Cellular Targets and Receptor of Sexual Transmission of Zika Virus

2017 
What is the mechanism of sexual transmission of Zika virus (ZIKV)? By utilizing exquisite reverse transcriptase–initiated in situ polymerase chain reaction (RT-in situ PCR), which enables an improved visualization of spermatozoa’s subcellular compartment, we precisely localized the mid-piece of sperm that carry receptors for ZIKV. ZIKV is transmitted sexually and recent studies have verified ZIKV presence in semen of previously Zika-infected patients for >6-month postinfection when ZIKV had disappeared from blood, saliva, and urine. Strong serial analyses of various body fluids suggest that ZIKV can be transmitted between sexual partners. Currently, there is limited information on the association of the virus with human semen cell types that may carry the virus. Analyses were carried out to localize ZIKV for subcellular localization of ZIKV on cell types.
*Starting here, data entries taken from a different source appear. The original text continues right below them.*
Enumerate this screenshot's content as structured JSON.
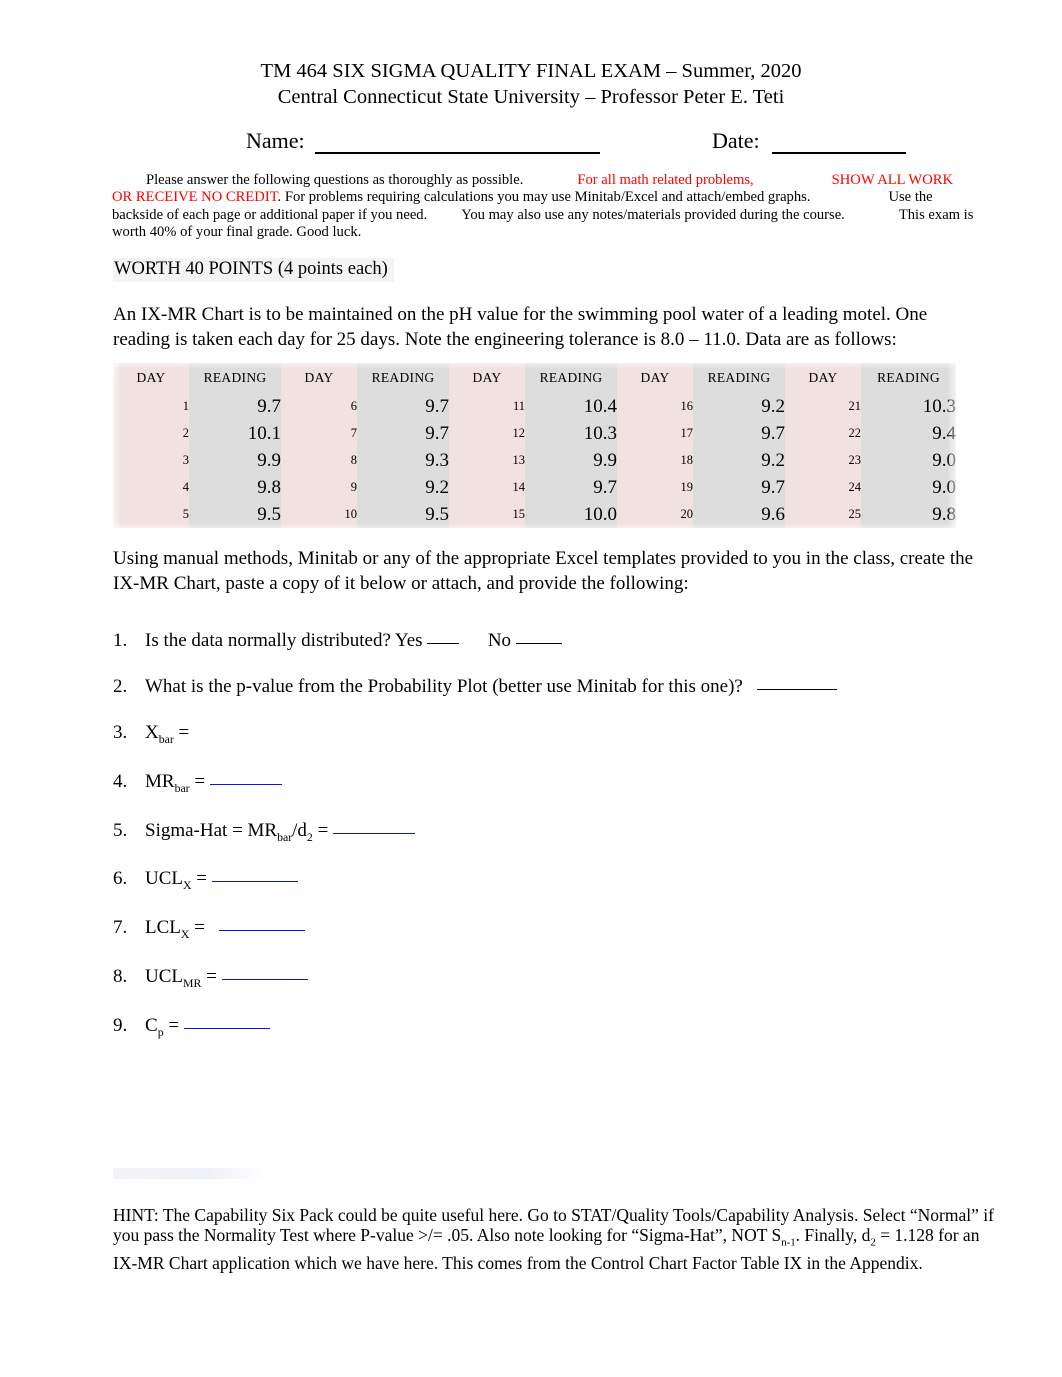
{
  "header": {
    "title_line1": "TM 464 SIX SIGMA QUALITY FINAL EXAM – Summer, 2020",
    "title_line2": "Central Connecticut State University – Professor Peter E. Teti"
  },
  "name_date": {
    "name_label": "Name:",
    "date_label": "Date:"
  },
  "instructions": {
    "seg1": "Please answer the following questions as thoroughly as possible.",
    "seg2_red": "For all math related problems,",
    "seg3_red": "SHOW ALL WORK OR RECEIVE NO CREDIT",
    "seg4": ".  For problems requiring calculations you may use Minitab/Excel and attach/embed graphs.",
    "seg5": "Use the backside of each page or additional paper if you need.",
    "seg6": "You may also use any notes/materials provided during the course.",
    "seg7": "This exam is worth 40% of your final grade.",
    "seg8": "Good luck.",
    "red_color": "#ff0000"
  },
  "worth": {
    "label": "WORTH 40 POINTS (4 points each)"
  },
  "intro": {
    "text": " An IX-MR Chart is to be maintained on the pH value for the swimming pool water of a leading motel.  One reading is taken each day for 25 days.  Note the engineering tolerance is 8.0 – 11.0.  Data are as follows:"
  },
  "table": {
    "headers": [
      "DAY",
      "READING",
      "DAY",
      "READING",
      "DAY",
      "READING",
      "DAY",
      "READING",
      "DAY",
      "READING"
    ],
    "day_header": "DAY",
    "reading_header": "READING",
    "day_bg": "#f1e1e1",
    "reading_bg": "#dddddd",
    "rows": [
      [
        "1",
        "9.7",
        "6",
        "9.7",
        "11",
        "10.4",
        "16",
        "9.2",
        "21",
        "10.3"
      ],
      [
        "2",
        "10.1",
        "7",
        "9.7",
        "12",
        "10.3",
        "17",
        "9.7",
        "22",
        "9.4"
      ],
      [
        "3",
        "9.9",
        "8",
        "9.3",
        "13",
        "9.9",
        "18",
        "9.2",
        "23",
        "9.0"
      ],
      [
        "4",
        "9.8",
        "9",
        "9.2",
        "14",
        "9.7",
        "19",
        "9.7",
        "24",
        "9.0"
      ],
      [
        "5",
        "9.5",
        "10",
        "9.5",
        "15",
        "10.0",
        "20",
        "9.6",
        "25",
        "9.8"
      ]
    ]
  },
  "after_table": {
    "text": "Using manual methods, Minitab or any of the appropriate Excel templates provided to you in the class, create the IX-MR Chart, paste a copy of it below or attach, and provide the following:"
  },
  "questions": [
    {
      "num": "1.",
      "text_a": "Is the data normally distributed?  Yes",
      "text_b": "No",
      "rule_color": "#000000"
    },
    {
      "num": "2.",
      "text_a": "What is the p-value from the Probability Plot (better use Minitab for this one)?",
      "rule_color": "#000000"
    },
    {
      "num": "3.",
      "text_main": "X",
      "sub": "bar",
      "text_after": " ="
    },
    {
      "num": "4.",
      "text_main": "MR",
      "sub": "bar",
      "text_after": " =",
      "rule_color": "#1111dd"
    },
    {
      "num": "5.",
      "text_pre": "Sigma-Hat = MR",
      "sub": "bar",
      "text_mid": "/d",
      "sub2": "2",
      "text_after": " =",
      "rule_color": "#1111dd"
    },
    {
      "num": "6.",
      "text_main": "UCL",
      "sub": "X",
      "text_after": " =",
      "rule_color": "#1111dd"
    },
    {
      "num": "7.",
      "text_main": "LCL",
      "sub": "X",
      "text_after": " =",
      "rule_color": "#1111dd"
    },
    {
      "num": "8.",
      "text_main": "UCL",
      "sub": "MR",
      "text_after": " =",
      "rule_color": "#1111dd"
    },
    {
      "num": "9.",
      "text_main": "C",
      "sub": "p",
      "text_after": " =",
      "rule_color": "#1111dd"
    }
  ],
  "hint": {
    "part1": "HINT:  The Capability Six Pack could be quite useful here.  Go to STAT/Quality Tools/Capability Analysis.  Select “Normal” if you pass the Normality Test where P-value >/= .05.   Also note looking for “Sigma-Hat”, NOT S",
    "sub1": "n-1",
    "part2": ".  Finally, d",
    "sub2": "2",
    "part3": " = 1.128 for an IX-MR Chart application which we have here.  This comes from the Control Chart Factor Table IX in the Appendix."
  }
}
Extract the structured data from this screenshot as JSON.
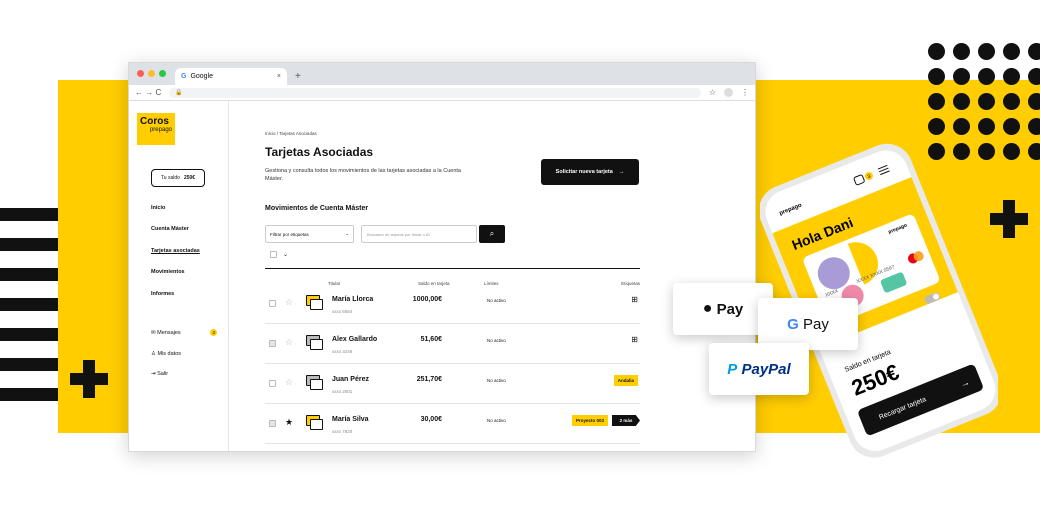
{
  "browser": {
    "tab_title": "Google",
    "tab_g": "G",
    "tab_close": "×",
    "new_tab": "+",
    "nav_icons": "←  →  C"
  },
  "sidebar": {
    "logo": "Coros",
    "logo_sub": "prepago",
    "balance_label": "Tu saldo",
    "balance_value": "250€",
    "items": [
      "Inicio",
      "Cuenta Máster",
      "Tarjetas asociadas",
      "Movimientos",
      "Informes"
    ],
    "footer": [
      {
        "label": "Mensajes",
        "badge": "3"
      },
      {
        "label": "Mis datos"
      },
      {
        "label": "Salir"
      }
    ]
  },
  "main": {
    "breadcrumb": "Inicio / Tarjetas Asociadas",
    "title": "Tarjetas Asociadas",
    "description": "Gestiona y consulta todos los movimientos de las tarjetas asociadas a la Cuenta Máster.",
    "cta": "Solicitar nueva tarjeta",
    "section": "Movimientos de Cuenta Máster",
    "filter_placeholder": "Filtrar por etiquetas",
    "search_placeholder": "Buscador de tarjetas por titular o ID",
    "headers": [
      "Titular",
      "Saldo en tarjeta",
      "Límites",
      "Etiquetas"
    ],
    "rows": [
      {
        "name": "María Llorca",
        "num": "xxxx 5654",
        "amount": "1000,00€",
        "limit": "No activo",
        "starred": false,
        "grey": false
      },
      {
        "name": "Alex Gallardo",
        "num": "xxxx 3246",
        "amount": "51,60€",
        "limit": "No activo",
        "starred": false,
        "grey": true
      },
      {
        "name": "Juan Pérez",
        "num": "xxxx 2501",
        "amount": "251,70€",
        "limit": "No activo",
        "starred": false,
        "grey": true,
        "tag": "Andalia"
      },
      {
        "name": "María Silva",
        "num": "xxxx 7820",
        "amount": "30,00€",
        "limit": "No activo",
        "starred": true,
        "grey": false,
        "tag": "Proyecto 003",
        "more": "2 más"
      }
    ]
  },
  "phone": {
    "brand": "prepago",
    "greeting": "Hola Dani",
    "card_brand": "prepago",
    "card_number": "XXXX  XXXX  0567",
    "card_masked": "XXXX",
    "badge": "3",
    "balance_label": "Saldo en tarjeta",
    "balance": "250€",
    "cta": "Recargar tarjeta"
  },
  "payments": {
    "apple": "Pay",
    "google": "Pay",
    "paypal": "PayPal"
  },
  "colors": {
    "accent": "#ffcd00",
    "dark": "#111111"
  }
}
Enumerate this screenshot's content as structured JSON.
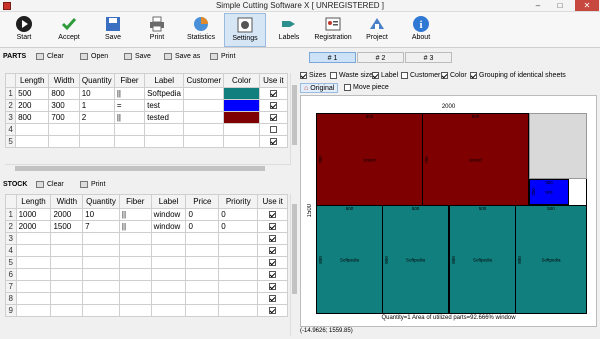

The Tyro3 receptor for ZIKV was colocalized by dual immunocytochemistry with specific monoclonal antibodies. Three semen specimens were purchased from a commercial sperm bank. Motile sperm was separated from nonmotile cells by the “swim-up” technique. Each of the semen fractions was infected with ZIKV at the multiplicity of infection of 0.1.0 and 1.0 and evaluated for the primary targets of ZIKV in the semen cells by RT-in situ PCR and confirmed by real-time RT-PCR. ZIKV was present primarily at the mid-piece of mature spermatozoa in about 30% of the sperm. In addition, we determined that Tyro3 receptors, primarily expressed on mid-piece of human spermatozoa, play a role in ZIKV-binding and entry into spermatozoa. Our data strongly suggest a potential sexual/horizontal route of transmission for ZIKV primarily via infected sperms; most likely ZIKV enters the sperm via the Tyro3 receptor found at the mid-piece of the mature spermatozoa. We are uncertain as to what phase of spermatogenesis, that in human takes about 120 days, sperms are permissive to ZIKV. If permissiveness was very early during spermatogenesis males could be infectious for ∼120 days after the disappearance of viremia in an infected man. Our findings bring a new focus on the current affords to develop ZIKV vaccine. Why in the presence of anti-ZIKV antibodies infected men are still able to transmit the virus sexually? We suggest that only certain subclass of immunoglobulin (Ig)G (ie, IgG4) can cross the blood-Sertoli barrier therefore, a successful vaccine must provoke a subclass of IgG can quell ZIKV inside the seminiferous tubules.